By Kyle Jorrey
Sports Editor
America is a nation that loves a fool.
Whether it’s who we put on our talk shows, who we listen to on the radio, or even who we elect for president, the citizens of this country take great joy in seeing common people do uncommonly stupid things, especially if that stupid thing includes risking one’s own life.
So much so, that watching someone risk his or her life doing something stupid has in fact become a kind of spectator sport, and those who do the most incredibly stupid and life-threatening things, have the best chance for celebrity.
Take for instance Kirk Jones, 40, of Canton, Mich. At about the same time others his age were just getting to work Tuesday, Mr. Jones sent himself headfirst over the 180-foot high Niagara Falls — in just a T-shirt and jeans. Spectators said Jones went tumbling over the world-famous falls, which spill more than 100,000 gallons of water a second, without panic or fear, but with a smile on his face.
Four minutes later this daring diver arrived on shore as the first person known to have survived the fall without any safety devices. He was promptly led away in handcuffs and charged with illegally performing a stunt.
Something tells me I know why Jones was smiling.
No sooner had he arrived in jail, than media outlets around the nation began airing his story to millions. Suddenly, people were hell-bent on finding out who this “insane” man was – why did he do it, what was he thinking, what was it like? By that evening, this guy had made more news reports than the Yankees-Marlins World Series.
I suppose this kind of fame is a small reward considering the risk Jones took, but something tells me this middle-age man had this media attention in mind before he took that fateful fall.
After all, if you can’t make it in politics or the movies, in professional sports or in business, I guess the next best thing to gain celebrity in this country is to throw yourself off a 180-foot waterfall.
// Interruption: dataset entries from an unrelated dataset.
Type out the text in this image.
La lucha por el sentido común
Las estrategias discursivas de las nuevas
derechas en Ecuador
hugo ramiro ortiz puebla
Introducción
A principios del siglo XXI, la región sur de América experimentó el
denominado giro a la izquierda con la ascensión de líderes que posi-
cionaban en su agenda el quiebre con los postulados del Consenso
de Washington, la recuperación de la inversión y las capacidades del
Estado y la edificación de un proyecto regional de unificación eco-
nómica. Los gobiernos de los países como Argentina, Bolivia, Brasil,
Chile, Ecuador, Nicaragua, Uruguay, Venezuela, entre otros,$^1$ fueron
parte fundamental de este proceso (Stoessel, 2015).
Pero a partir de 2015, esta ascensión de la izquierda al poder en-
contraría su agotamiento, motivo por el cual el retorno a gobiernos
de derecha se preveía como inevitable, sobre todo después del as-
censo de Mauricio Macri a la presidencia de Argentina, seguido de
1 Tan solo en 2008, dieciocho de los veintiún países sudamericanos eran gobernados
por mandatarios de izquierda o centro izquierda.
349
Sure, it’s not nearly as life-threatening as jumping, let’s say, off the Sears Tower wearing only a three-piece suit, but it’s no walk in the park.
And a life-vest? Ha. Only for the timid. I guess Jones knew if he survived with the whole T-shirt and jeans thing there’s a good chance he could bump Buddy Lee off the airwaves as the new Lee Jeans guy: “Over a thousand pounds of water pressure and these jeans still look like new.”
Who wouldn’t buy those jeans?
Instances like this will continue to be a part of American life as long as people continue to stay interested and as long as fame is valued enough to warrant risking death.
Heck, if Jones was really thinking, he would have broadcast his impending fall over the Internet, alerted national and local news media, and then asked the Niagara Falls park rangers for a cut of the ticket sales. Even better, he could equip himself with one of those handy helmet cameras they use during the X-games and then sold the videos on eBay. Now these would be truly American things to do.
I can still remember the time in middle school when one of my classmates, I think his name was Bryan, announced during our lunch period that he would be jumping off the roof of the school building during recess.
The news spread out through the halls like steroids in a Major League locker room, and by the time recess bell rang, about 30 of us had gathered outside to watch the event take place.
I can’t say for sure why we all arrived, but again, we were all interested to see what would happen, and had little care for the risk involved.
As Bryan appeared on top of the probably 12-foot high wall (remember, we’re talking middle schoolers), he seemed to have his doubts. Then, suddenly, a scream rang out from the back, “Do it!” I heard. Soon, the entire crowd of adolescents began their chant to beckon him onward — “DO it, DO it, DO it, DO it.”
Drama grew, as did the crowd, and it seemed certain Bryan was about to make the jump and plunge himself into middle school lore. That’s just when our principal, a Mr. Leipzeig, snatched little Bryan by the back of his shirt and dragged him off to his office.
Word was he got a week’s worth of detention, and never again would a student attempt the jump, at least in such a public manner. We were all disappointed, to say the least, but in that moment I learned an important lesson, and one that certainly applies today.
Fame and fortune, or in this case, popularity, just isn’t worth risking your life, or limbs over. Sure, if you make it you’ll get your 15 minutes, but if you don’t, you’re just some idiot who fell over Niagara Falls in a T-shirt and jeans. What a way to a go.
Remember this next time you catch Mr. Jones on “Oprah” talking about his historic feat.
Football, basketball, hockey, those are spectator sports worth watching. Giving a care about some middle-age dude falling over Niagara Falls – that’s for fools.
Now what time is he going to be on CNN?